Sì perchè, sarò prosaica, ma come ho scritto più volte, quando si viaggia trovare una bella toilette, vale certo il prezzo di un capuccino, tre volte più caro che in Italia. E di solito accedere ai servizi di Starbucks è facile, non ci vuole nemmeno il codice da digitare. Questa comodità non è un segreto, infatti mi ricorderò sempre di un pomeriggio in un glorioso Starbucks parigino, un posto molto bello vicinissimo all’Opera. Siamo entrate per i motivi suddetti (in ordine di importanza): gabinetto, wi-fi, caffè.

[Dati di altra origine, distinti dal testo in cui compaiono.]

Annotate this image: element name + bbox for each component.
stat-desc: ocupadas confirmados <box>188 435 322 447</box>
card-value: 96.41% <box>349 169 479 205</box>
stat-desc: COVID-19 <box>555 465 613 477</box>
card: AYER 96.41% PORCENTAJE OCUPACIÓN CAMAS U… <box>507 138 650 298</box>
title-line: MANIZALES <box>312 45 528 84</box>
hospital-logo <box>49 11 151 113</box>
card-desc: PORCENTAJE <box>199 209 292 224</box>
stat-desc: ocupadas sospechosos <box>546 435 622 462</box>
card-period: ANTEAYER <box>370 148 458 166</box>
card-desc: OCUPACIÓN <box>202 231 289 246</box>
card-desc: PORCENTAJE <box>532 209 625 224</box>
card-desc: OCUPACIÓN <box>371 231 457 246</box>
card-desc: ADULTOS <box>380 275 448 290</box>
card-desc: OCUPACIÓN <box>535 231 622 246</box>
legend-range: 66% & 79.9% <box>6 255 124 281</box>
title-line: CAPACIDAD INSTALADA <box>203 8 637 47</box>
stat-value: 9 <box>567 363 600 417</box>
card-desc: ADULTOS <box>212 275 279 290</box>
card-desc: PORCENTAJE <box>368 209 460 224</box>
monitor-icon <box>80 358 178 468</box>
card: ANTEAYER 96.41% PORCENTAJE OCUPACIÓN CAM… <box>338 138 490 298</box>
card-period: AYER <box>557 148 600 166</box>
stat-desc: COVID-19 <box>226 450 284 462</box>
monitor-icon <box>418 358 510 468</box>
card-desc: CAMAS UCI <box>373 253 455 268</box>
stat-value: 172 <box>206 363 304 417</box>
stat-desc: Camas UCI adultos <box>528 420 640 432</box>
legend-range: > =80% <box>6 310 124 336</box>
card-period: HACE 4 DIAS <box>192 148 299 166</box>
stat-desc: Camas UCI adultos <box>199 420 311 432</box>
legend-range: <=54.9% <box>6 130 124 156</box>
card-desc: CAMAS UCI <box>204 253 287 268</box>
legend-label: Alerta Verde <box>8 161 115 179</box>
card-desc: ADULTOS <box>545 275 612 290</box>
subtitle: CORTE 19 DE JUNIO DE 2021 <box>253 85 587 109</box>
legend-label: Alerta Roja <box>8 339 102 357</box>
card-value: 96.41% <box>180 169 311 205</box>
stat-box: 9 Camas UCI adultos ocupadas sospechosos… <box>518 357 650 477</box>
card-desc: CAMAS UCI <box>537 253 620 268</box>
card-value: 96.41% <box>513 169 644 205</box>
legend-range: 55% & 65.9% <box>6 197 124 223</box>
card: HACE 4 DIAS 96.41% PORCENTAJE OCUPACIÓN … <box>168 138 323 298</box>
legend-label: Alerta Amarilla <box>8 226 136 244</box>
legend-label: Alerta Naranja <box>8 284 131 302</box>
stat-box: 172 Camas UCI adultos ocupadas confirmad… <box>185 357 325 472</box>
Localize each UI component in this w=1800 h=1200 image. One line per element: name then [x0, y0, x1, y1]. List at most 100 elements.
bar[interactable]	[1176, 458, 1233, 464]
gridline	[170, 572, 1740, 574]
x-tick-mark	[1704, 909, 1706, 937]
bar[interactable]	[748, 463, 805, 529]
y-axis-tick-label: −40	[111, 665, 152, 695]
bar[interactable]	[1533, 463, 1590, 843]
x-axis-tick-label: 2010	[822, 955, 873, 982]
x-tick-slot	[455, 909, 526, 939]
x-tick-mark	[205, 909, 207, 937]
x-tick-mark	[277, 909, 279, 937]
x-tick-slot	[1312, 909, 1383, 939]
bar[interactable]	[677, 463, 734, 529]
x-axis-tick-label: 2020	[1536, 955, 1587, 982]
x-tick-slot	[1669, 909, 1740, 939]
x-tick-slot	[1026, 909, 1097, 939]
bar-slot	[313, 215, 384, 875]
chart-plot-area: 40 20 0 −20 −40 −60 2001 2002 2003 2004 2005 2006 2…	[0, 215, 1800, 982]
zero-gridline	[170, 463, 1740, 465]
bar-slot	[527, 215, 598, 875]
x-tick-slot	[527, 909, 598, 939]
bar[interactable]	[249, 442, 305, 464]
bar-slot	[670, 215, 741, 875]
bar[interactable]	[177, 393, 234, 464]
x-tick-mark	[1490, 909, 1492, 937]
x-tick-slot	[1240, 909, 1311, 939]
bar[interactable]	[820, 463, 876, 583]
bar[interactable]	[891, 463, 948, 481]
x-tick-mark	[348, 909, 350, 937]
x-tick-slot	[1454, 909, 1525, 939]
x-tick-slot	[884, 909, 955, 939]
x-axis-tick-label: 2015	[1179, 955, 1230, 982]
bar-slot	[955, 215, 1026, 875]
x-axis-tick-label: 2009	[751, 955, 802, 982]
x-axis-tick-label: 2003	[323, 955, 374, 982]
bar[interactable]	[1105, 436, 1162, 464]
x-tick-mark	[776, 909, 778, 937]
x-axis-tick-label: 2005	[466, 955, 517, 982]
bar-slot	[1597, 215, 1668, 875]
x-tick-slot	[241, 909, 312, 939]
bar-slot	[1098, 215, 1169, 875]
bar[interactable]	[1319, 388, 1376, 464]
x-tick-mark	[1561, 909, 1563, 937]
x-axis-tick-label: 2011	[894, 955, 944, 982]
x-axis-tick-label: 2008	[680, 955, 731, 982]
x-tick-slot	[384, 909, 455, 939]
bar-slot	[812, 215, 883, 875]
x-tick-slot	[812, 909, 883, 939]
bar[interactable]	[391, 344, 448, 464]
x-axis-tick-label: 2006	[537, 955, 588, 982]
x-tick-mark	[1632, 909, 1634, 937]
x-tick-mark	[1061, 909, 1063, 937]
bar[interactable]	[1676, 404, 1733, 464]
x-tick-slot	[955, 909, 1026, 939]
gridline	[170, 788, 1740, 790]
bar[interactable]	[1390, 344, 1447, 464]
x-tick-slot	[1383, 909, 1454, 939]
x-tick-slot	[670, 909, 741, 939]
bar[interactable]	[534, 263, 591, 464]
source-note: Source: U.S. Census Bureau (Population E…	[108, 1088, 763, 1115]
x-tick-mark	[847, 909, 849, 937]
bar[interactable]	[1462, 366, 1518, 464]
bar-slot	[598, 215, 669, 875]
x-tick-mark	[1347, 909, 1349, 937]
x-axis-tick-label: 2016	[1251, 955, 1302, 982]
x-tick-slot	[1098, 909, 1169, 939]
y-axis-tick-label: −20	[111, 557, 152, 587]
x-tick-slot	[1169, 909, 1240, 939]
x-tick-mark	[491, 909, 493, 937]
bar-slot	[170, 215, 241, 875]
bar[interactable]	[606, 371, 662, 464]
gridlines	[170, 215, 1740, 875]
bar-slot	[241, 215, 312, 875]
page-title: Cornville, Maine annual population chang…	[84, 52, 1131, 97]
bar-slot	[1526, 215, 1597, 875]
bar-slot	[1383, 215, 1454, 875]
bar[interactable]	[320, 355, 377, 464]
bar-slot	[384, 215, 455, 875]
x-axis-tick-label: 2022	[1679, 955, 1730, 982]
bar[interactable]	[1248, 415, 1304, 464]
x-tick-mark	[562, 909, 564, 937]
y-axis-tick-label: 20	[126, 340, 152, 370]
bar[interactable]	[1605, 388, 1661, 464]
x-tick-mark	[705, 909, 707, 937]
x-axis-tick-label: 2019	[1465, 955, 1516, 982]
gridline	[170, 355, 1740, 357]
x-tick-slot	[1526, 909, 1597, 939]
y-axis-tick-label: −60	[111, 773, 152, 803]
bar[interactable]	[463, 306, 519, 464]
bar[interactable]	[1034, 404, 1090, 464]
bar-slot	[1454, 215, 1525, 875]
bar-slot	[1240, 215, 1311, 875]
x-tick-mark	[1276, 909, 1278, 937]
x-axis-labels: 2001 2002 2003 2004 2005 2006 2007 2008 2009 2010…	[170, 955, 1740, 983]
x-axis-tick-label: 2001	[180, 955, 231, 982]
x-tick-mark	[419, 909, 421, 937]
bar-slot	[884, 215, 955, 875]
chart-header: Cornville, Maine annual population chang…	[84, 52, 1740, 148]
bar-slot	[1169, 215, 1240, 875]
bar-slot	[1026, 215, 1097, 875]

Gli ultimi due obiettivi siamo riuscite a raggiungerli facilmente mentre l’accesso ai servizi è stato da subito molto più arduo. C’era una fila lunghissima davanti ai servizi. Così bevuto il caffè, surfato un po’ sulla rete e aspettato. La fila di ragazzine in coda davanti all’ingresso del bagno sembrava perpetua. La cosa più strana era che dal bagno non usciva nessuno mentre la linea di attesa si infoltiva sempre di più. A un certo punto mi sono insospettita e così un po’ all’italiana, da impicciona o da giornalista investigativa, sono entrata nell’antibagno per capire cosa stesse succedendo. Dentro ho trovato un barbone felice, un vero clochard parigino, in mutande (di un idefinibile colore beige) sui sessanta-settanta, con capelli grigi lunghi e barba en pendant che si faceva una toilette completa. Anche lui non era andato da Starbucks per il caffè.
Gli ho detto “Bonjour” e sono andata in bagno. Poi uscendo ho consigliato alle ragazzine di entrare e ignorarlo. Alcune l’hanno fatto, mentre altre se lo sono tenuta.